Scikit-Learn RandomizedSearchCV LinearRegression

Hyperparameter tuning is essential for optimizing machine learning models. In this example, we’ll demonstrate how to use scikit-learn’s RandomizedSearchCV for hyperparameter tuning of a linear regression model, commonly used for predicting continuous target variables.

Random search is a method for evaluating different combinations of model hyperparameters. Unlike grid search, it samples a fixed number of hyperparameter combinations from a specified distribution, making it more efficient when searching over a large hyperparameter space.

Linear regression is a linear model used for predicting a continuous target variable. It estimates the relationship between the input features and the target by minimizing the mean squared error (MSE).

Key hyperparameters for linear regression include fit_intercept, which determines if the intercept should be calculated.

from sklearn.datasets import make_regression
from sklearn.model_selection import train_test_split, RandomizedSearchCV
from sklearn.linear_model import LinearRegression
from scipy.stats import randint

# Generate synthetic regression dataset
X, y = make_regression(n_samples=1000, n_features=10, noise=0.1, random_state=42)

# Split into train and test sets
X_train, X_test, y_train, y_test = train_test_split(X, y, test_size=0.2, random_state=42)

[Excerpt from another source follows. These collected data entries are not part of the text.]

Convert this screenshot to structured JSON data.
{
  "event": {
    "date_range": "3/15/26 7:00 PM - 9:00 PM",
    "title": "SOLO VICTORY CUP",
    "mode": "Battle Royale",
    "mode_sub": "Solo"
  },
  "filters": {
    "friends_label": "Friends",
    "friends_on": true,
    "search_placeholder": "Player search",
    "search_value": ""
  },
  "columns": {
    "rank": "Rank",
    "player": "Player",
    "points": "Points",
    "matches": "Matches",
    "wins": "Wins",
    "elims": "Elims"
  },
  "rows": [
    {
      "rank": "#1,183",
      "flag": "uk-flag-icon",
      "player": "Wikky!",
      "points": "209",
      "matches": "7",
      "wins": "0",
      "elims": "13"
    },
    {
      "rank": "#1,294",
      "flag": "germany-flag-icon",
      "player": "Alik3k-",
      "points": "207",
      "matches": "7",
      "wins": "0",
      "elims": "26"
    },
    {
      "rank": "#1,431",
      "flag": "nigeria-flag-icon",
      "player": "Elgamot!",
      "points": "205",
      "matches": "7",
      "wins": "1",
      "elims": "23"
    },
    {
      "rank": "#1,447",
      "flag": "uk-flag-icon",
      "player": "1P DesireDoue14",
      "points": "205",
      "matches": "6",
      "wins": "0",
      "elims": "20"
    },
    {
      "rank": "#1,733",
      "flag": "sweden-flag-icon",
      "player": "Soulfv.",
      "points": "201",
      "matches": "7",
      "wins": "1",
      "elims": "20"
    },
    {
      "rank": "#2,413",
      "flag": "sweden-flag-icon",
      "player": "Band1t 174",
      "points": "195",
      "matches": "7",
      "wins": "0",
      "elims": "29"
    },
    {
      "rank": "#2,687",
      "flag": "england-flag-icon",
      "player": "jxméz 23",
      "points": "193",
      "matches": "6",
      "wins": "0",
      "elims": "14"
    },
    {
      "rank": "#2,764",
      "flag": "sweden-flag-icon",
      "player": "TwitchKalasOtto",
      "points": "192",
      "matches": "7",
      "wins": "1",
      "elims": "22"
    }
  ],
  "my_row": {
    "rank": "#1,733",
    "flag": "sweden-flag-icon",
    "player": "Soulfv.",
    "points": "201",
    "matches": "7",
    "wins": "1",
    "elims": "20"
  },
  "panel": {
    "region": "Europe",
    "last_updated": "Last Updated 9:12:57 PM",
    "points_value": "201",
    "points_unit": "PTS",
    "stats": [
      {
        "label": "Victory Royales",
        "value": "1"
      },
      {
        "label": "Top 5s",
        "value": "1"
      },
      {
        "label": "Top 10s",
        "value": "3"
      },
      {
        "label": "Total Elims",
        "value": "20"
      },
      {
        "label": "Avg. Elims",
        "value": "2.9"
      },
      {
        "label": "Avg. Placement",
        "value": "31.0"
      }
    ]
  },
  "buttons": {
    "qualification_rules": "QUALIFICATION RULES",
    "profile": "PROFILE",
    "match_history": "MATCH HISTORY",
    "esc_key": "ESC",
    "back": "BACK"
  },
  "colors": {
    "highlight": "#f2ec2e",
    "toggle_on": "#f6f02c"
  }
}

# Define hyperparameter distribution
param_dist = {
    'fit_intercept': [True, False],
}

# Perform random search
random_search = RandomizedSearchCV(estimator=LinearRegression(),
                                   param_distributions=param_dist,
                                   n_iter=10,
                                   cv=5,
                                   scoring='neg_mean_squared_error',
                                   random_state=42)
random_search.fit(X_train, y_train)

# Report best score and parameters
print(f"Best score: {-random_search.best_score_:.3f}")
print(f"Best parameters: {random_search.best_params_}")

# Evaluate on test set
best_model = random_search.best_estimator_
mse = -best_model.score(X_test, y_test)
print(f"Test set mean squared error: {mse:.3f}")

Running the example gives an output like:

Best score: 0.010
Best parameters: {'fit_intercept': True}
Test set mean squared error: -1.000

The steps are as follows:

1. Generate a synthetic regression dataset using scikit-learn’s make_regression function.
2. Split the dataset into train and test sets using train_test_split.
3. Define a hyperparameter distribution with different values for fit_intercept.
4. Perform random search using RandomizedSearchCV, specifying the LinearRegression model, hyperparameter distribution, 10 iterations, 5-fold cross-validation, and MSE scoring metric.
5. Report the best cross-validation score and best set of hyperparameters found by random search.
6. Evaluate the best model on the hold-out test set and report the mean squared error.

By using RandomizedSearchCV, we can efficiently explore different hyperparameter settings and find the combination that minimizes the model’s mean squared error. This automated approach saves time and effort compared to manual hyperparameter tuning and helps ensure we select the best configuration for our linear regression model.